From my understanding you could be independent but also be signed off by an existing CA for best of both worlds
I feel like getting broad support of clients/software starting out would need traditional CAs but if you grow, independence would be easier
Focus on SSL certificates first. The indie game developer comment shows you might have real demand. If you can make ACME work as a drop-in replacement for Let’s Encrypt, you’ll have actual users immediately. Don’t dilute focus with diplomas and other use cases yet.
Solve the browser trust problem now. Get your root CA signed by traditional authorities first. Nobody will use certificates their browsers don’t recognize. You can build independence later, but you need adoption first.
Make migration dead simple. I should only need to change my ACME server URL. If it requires more changes than that, most developers won’t bother.
Be transparent about costs. “No gas fees” sounds great but how do you sustain this? What happens when IC costs change? Developers need predictable pricing.
Security audit timeline. You’re building a CA. When are you planning third-party audits? This can’t be an afterthought.
Ship the ACME server first. Get that working perfectly before adding features. The SSL use case alone could drive significant adoption if executed well.
I think this guy is right. Very practical things that I need to know as a developer.. it needs to be easy to implement, trusted, and just not worry about. And if it costs me, I don’t just want to pay in ICP, but rather USDC/USDT. I know it’s a lot of upfront work, but that’s why the solution hasn’t been built yet.
Right now, ICP canisters support threshold ECDSA on secp256k1, which works for Bitcoin/Ethereum integrations. But for X.509/TLS certificates, the global PKI ecosystem (browsers, OS trust stores, OpenSSL, etc.) requires secp256r1 (P-256).
Without P-256 support, certificates issued on ICP won’t be browser-compatible, which is a major adoption blocker for decentralized CA use cases like iCert.
Request: Can we get an update or roadmap for threshold ECDSA secp256r1 (P-256) support on ICP? This would unlock not only decentralized SSL/TLS, but also verifiable credentials, IoT device certificates, and broader identity use cases.
On Ed25519, that’s something we had already considered even before the meeting, and also discussed with @cryptoschindler as a possible bridge until secp256r1 is fully integrated.
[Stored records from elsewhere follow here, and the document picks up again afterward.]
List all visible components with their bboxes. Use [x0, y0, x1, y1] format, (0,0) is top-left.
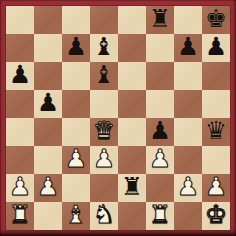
piece-white-knight[interactable]: ♞: [93, 202, 115, 229]
square-c6[interactable]: [62, 62, 90, 90]
square-d5[interactable]: [90, 90, 118, 118]
square-c3[interactable]: ♟: [62, 146, 90, 174]
piece-white-bishop[interactable]: ♝: [65, 202, 87, 229]
square-d6[interactable]: ♝: [90, 62, 118, 90]
square-e2[interactable]: ♜: [118, 174, 146, 202]
square-g5[interactable]: [174, 90, 202, 118]
piece-black-bishop[interactable]: ♝: [93, 62, 115, 89]
square-e4[interactable]: [118, 118, 146, 146]
square-e3[interactable]: [118, 146, 146, 174]
square-a1[interactable]: ♜: [6, 202, 34, 230]
square-h5[interactable]: [202, 90, 230, 118]
square-h8[interactable]: ♚: [202, 6, 230, 34]
piece-black-rook[interactable]: ♜: [149, 6, 171, 33]
piece-white-pawn[interactable]: ♟: [205, 174, 227, 201]
square-h3[interactable]: [202, 146, 230, 174]
square-a5[interactable]: [6, 90, 34, 118]
piece-white-pawn[interactable]: ♟: [149, 146, 171, 173]
square-g1[interactable]: [174, 202, 202, 230]
square-e1[interactable]: [118, 202, 146, 230]
square-c7[interactable]: ♟: [62, 34, 90, 62]
square-c8[interactable]: [62, 6, 90, 34]
piece-white-pawn[interactable]: ♟: [65, 146, 87, 173]
square-h6[interactable]: [202, 62, 230, 90]
square-b3[interactable]: [34, 146, 62, 174]
square-a7[interactable]: [6, 34, 34, 62]
piece-black-king[interactable]: ♚: [205, 6, 227, 33]
square-c2[interactable]: [62, 174, 90, 202]
piece-black-pawn[interactable]: ♟: [205, 34, 227, 61]
square-b4[interactable]: [34, 118, 62, 146]
piece-white-pawn[interactable]: ♟: [93, 146, 115, 173]
square-e8[interactable]: [118, 6, 146, 34]
square-d7[interactable]: ♝: [90, 34, 118, 62]
square-a3[interactable]: [6, 146, 34, 174]
square-f2[interactable]: [146, 174, 174, 202]
piece-white-pawn[interactable]: ♟: [9, 174, 31, 201]
square-d1[interactable]: ♞: [90, 202, 118, 230]
square-b8[interactable]: [34, 6, 62, 34]
piece-black-pawn[interactable]: ♟: [149, 118, 171, 145]
square-e7[interactable]: [118, 34, 146, 62]
square-f5[interactable]: [146, 90, 174, 118]
square-f1[interactable]: ♜: [146, 202, 174, 230]
square-f8[interactable]: ♜: [146, 6, 174, 34]
square-h4[interactable]: ♛: [202, 118, 230, 146]
piece-white-rook[interactable]: ♜: [9, 202, 31, 229]
piece-black-pawn[interactable]: ♟: [177, 34, 199, 61]
board-frame: ♜♚♟♝♟♟♟♝♟♛♟♛♟♟♟♟♟♜♟♟♜♝♞♜♚: [0, 0, 236, 236]
square-a2[interactable]: ♟: [6, 174, 34, 202]
square-f4[interactable]: ♟: [146, 118, 174, 146]
square-c4[interactable]: [62, 118, 90, 146]
piece-white-king[interactable]: ♚: [205, 202, 227, 229]
square-d3[interactable]: ♟: [90, 146, 118, 174]
square-d8[interactable]: [90, 6, 118, 34]
square-f7[interactable]: [146, 34, 174, 62]
square-h7[interactable]: ♟: [202, 34, 230, 62]
square-g3[interactable]: [174, 146, 202, 174]
square-a6[interactable]: ♟: [6, 62, 34, 90]
square-c5[interactable]: [62, 90, 90, 118]
square-b5[interactable]: ♟: [34, 90, 62, 118]
piece-black-bishop[interactable]: ♝: [93, 34, 115, 61]
square-d4[interactable]: ♛: [90, 118, 118, 146]
chess-board: ♜♚♟♝♟♟♟♝♟♛♟♛♟♟♟♟♟♜♟♟♜♝♞♜♚: [6, 6, 230, 230]
square-g6[interactable]: [174, 62, 202, 90]
square-g8[interactable]: [174, 6, 202, 34]
square-b1[interactable]: [34, 202, 62, 230]
square-b7[interactable]: [34, 34, 62, 62]
piece-white-pawn[interactable]: ♟: [37, 174, 59, 201]
square-h2[interactable]: ♟: [202, 174, 230, 202]
square-g4[interactable]: [174, 118, 202, 146]
square-f3[interactable]: ♟: [146, 146, 174, 174]
square-e5[interactable]: [118, 90, 146, 118]
piece-black-queen[interactable]: ♛: [205, 118, 227, 145]
piece-white-queen[interactable]: ♛: [93, 118, 115, 145]
square-f6[interactable]: [146, 62, 174, 90]
square-h1[interactable]: ♚: [202, 202, 230, 230]
square-a8[interactable]: [6, 6, 34, 34]
piece-white-pawn[interactable]: ♟: [177, 174, 199, 201]
square-b2[interactable]: ♟: [34, 174, 62, 202]
square-b6[interactable]: [34, 62, 62, 90]
square-d2[interactable]: [90, 174, 118, 202]
square-a4[interactable]: [6, 118, 34, 146]
square-g2[interactable]: ♟: [174, 174, 202, 202]
piece-black-pawn[interactable]: ♟: [9, 62, 31, 89]
square-e6[interactable]: [118, 62, 146, 90]
piece-white-rook[interactable]: ♜: [149, 202, 171, 229]
piece-black-pawn[interactable]: ♟: [65, 34, 87, 61]
square-c1[interactable]: ♝: [62, 202, 90, 230]
piece-black-pawn[interactable]: ♟: [37, 90, 59, 117]
square-g7[interactable]: ♟: [174, 34, 202, 62]
piece-black-rook[interactable]: ♜: [121, 174, 143, 201]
It definitely works for some use cases (credentials, IoT, DAO attestations)….since they’re practical demands for it already , even though it doesn’t unlock browser-trusted SSL/TLS yet.
It’s even more encouraging now with confirmation that Dfinity plans to integrate P-256 into the stack , so we can move forward pragmatically with Ed25519 in the meantime, knowing the full solution is coming.
In the meantime, we’re pushing ahead with ACME + SSL as the first focus, while aligning long-term on P-256 once it’s available.